Le due domande che abbiamo posto su Agronotizie circa i requisiti per ottenere in futuro gli aiuti Pacsolo agli Iap, come chiedono le Organizzazioni professionali; oppure anche a chi, pur non rivestendo questa qualifica, comunque coltiva e produce – sono state un po’ un sasso lanciato nello stagno.

Un tema che verosimilmente sarà al centro del dibattito nazionale quando la nuova riforma Pac dovrà essere interpretata a livello di singolo Paese.

La conferma arriva dalla valanga di risposte che i lettori ci hanno mandato, che voglio ringraziare per il loro contributo: segno che quando si esce dagli slogan e si va al sodo dei problemi concreti, tutti hanno molto da dire e per tutti c’è materia prima per ascoltare.

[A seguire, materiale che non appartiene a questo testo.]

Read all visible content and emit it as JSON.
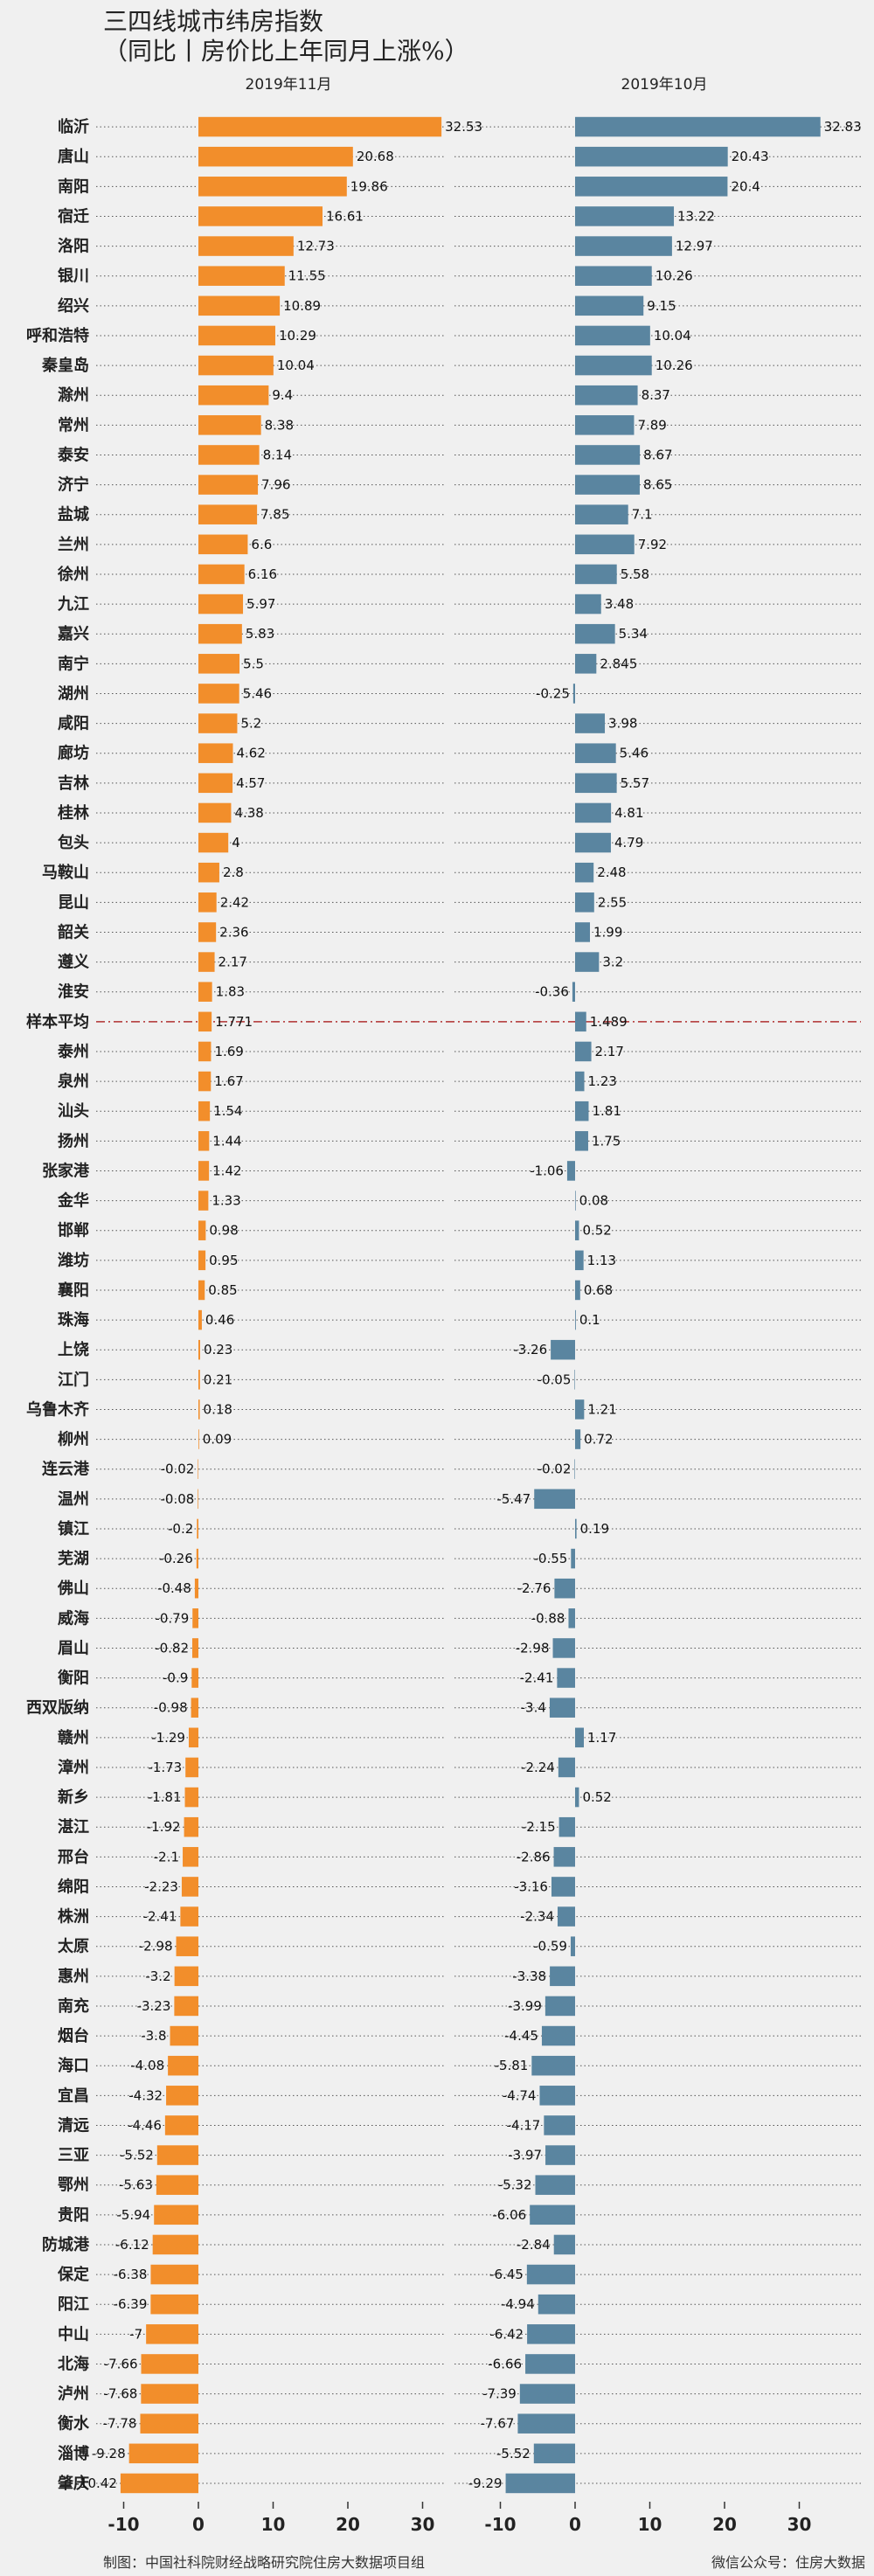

Entrando nel merito delle risposte, la tesi prevalente è quella di riservare gli aiuti Pac a “chi campa di agricoltura”.
Una tesi prevedibile, difficile da non condividere.
Meno prevedibile, invece, è il concetto espresso su cosa significa campare di agricoltura.
Certo, la figura dello Iap o del coltivatore diretto è quella più immediata e anche più facile da esprimere.

Ma le risposte non si sono fermate qui e c’è anche chi, giocando sulle parole, sostiene che non è comunque giusto “campare di sussidi”.

Dalle situazioni raccontate dai singoli lettori emerge una realtà molto più composita e articolata, che in molte risposte arriva a legittimare l’erogazione degli aiuti anche al famoso notaio e al postino (due figure prese a prestito, ma abbiamo visto che in molti che hanno risposto sono “colletti verdi”, tecnici e agronomi che fanno anche gli agricoltori).
Aiuti anche a loro, purché coltivino.

Al massimo bisognerà coniare qualche nuova figura: ad esempio, “coltivatore di fatto”.
Del resto, fa notare chi sostiene questa tesi, questi “intrusi” portano investimenti non necessariamente speculativi in agricoltura, contribuiscono a creare nuovo verde ed evitare l’abbandono dei terreni.

Un ruolo sancito anche dal nuovo orizzonte ambientale dell’attività agricola, che non è solo quello di produrre materie prime, ma anche di tutelare territorio e paesaggio.

In sintesi, l’idea che mi sono fatto è che la varietà di situazioni di diritto o di fatto è talmente ampia che affidare alla sigla Iap lo spartiacque tra chi ha diritto e chi no a incassare i sussidi, oltre che sbagliata in molti casi potrebbe essere anche ingiusta.

Il problema c’è e va affrontato.

Il tempo a disposizione non manca.

Non si segua l’istinto di usare l’accetta per fare questa scelta: visto il peso che gli aiuti Pac hanno sul bilanci, si chiuderebbero molte aziende e la stessa agricoltura italiana, che già sconta oltre agli effetti della crisi anche un gap strutturale, ne uscirebbe decapitata, e non solo delle aziende più marginali.